11q Deletion or ALK Activity Curbs DLG2 Expression to Maintain an Undifferentiated State in Neuroblastoma

High-risk neuroblastomas typically display an undifferentiated or poorly differentiated morphology. It is therefore vital to understand molecular mechanisms that block the differentiation process. We identify an important role for oncogenic ALK-ERK1/2-SP1 signaling in the maintenance of undifferentiated neural crest-derived progenitors through the repression of DLG2, a candidate tumor suppressor gene in neuroblastoma. DLG2 is expressed in the murine “bridge signature” that represents the transcriptional transition state when neural crest cells or Schwann cell precursors differentiate to chromaffin cells of the adrenal gland. We show that the restoration of DLG2 expression spontaneously drives neuroblastoma cell differentiation, highlighting the importance of DLG2 in this process.
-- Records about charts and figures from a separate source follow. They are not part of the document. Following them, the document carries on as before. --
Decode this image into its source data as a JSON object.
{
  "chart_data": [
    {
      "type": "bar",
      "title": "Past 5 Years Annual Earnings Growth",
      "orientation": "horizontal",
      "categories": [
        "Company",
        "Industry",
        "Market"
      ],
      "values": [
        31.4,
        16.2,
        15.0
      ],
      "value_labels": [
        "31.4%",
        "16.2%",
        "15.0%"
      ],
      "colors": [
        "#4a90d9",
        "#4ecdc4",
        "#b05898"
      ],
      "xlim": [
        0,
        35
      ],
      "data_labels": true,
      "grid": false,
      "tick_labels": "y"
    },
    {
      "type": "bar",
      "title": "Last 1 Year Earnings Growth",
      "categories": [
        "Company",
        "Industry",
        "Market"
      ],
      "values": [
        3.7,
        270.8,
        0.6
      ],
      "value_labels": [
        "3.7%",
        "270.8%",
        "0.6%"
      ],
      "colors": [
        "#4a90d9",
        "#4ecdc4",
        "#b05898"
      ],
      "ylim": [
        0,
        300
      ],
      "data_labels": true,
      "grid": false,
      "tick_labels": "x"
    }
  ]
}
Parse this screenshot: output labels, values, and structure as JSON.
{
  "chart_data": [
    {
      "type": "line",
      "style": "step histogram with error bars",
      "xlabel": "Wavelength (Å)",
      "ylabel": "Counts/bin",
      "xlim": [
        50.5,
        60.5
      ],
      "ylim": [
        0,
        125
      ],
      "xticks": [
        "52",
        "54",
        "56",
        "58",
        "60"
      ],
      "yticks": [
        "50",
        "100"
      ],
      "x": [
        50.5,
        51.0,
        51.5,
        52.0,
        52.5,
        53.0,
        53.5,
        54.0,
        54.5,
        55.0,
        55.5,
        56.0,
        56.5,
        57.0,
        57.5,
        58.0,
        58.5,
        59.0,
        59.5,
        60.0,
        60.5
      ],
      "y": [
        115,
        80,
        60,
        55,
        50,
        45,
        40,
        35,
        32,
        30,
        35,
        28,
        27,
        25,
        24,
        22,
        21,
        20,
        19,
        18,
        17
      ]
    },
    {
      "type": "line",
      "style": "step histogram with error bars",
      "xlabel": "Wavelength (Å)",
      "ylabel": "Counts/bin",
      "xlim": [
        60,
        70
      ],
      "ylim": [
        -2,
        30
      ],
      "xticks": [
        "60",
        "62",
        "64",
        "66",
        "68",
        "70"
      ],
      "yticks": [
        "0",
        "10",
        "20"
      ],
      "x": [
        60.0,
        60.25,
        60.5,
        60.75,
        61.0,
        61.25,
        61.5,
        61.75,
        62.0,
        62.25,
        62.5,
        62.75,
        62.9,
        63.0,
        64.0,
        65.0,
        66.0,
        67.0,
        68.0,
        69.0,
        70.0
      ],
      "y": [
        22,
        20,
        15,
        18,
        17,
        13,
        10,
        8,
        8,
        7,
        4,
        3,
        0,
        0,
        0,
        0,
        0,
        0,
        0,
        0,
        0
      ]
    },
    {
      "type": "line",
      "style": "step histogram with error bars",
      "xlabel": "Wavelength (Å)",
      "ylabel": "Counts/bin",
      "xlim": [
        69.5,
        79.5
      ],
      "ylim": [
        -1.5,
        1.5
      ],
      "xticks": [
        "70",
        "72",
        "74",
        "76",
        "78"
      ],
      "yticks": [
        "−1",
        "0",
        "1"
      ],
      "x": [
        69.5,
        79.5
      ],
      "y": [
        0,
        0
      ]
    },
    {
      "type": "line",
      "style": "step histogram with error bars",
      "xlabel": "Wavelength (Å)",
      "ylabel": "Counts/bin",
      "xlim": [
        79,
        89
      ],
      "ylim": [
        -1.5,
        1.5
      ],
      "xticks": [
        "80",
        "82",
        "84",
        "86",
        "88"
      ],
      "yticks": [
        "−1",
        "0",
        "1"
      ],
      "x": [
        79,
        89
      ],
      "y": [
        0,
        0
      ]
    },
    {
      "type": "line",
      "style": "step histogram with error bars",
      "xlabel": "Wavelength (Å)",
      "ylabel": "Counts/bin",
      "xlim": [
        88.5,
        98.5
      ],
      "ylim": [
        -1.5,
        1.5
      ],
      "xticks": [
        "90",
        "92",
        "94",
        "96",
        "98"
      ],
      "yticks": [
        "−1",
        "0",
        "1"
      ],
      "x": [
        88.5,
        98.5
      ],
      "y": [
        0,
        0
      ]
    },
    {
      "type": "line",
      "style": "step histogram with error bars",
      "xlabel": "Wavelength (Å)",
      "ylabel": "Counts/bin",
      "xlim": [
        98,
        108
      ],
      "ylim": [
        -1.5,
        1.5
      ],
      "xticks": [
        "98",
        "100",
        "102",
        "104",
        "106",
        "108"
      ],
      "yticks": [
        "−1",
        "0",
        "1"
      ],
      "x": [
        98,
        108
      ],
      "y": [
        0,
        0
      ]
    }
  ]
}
These findings are supported by genetic analyses of high-risk 11q deletion neuroblastomas, which identified genetic lesions in the DLG2 gene. Our data also suggest that further exploration of other bridge genes may help elucidate the mechanisms underlying the differentiation of NC-derived progenitors and their contribution to neuroblastomas. [Display omitted] •ALK-ERK-SP1 signaling promotes an undifferentiated state in neuroblastoma cells•ALK signaling suppresses DLG2 transcription•DLG2 expression drives differentiation of neuroblastoma cells•11q deletion neuroblastomas exhibit genetic lesions in the DLG2 locus Siaw et al. show that oncogenic ALK-ERK1/2-SP1 signaling maintains neuroblastoma cells in an undifferentiated state through the suppression of DLG2 transcription. The expression of DLG2 drives differentiation and inhibits tumor growth. Genetic analysis of high-risk 11q deletion neuroblastoma identifies genetic lesions in the DLG2 gene in patient samples.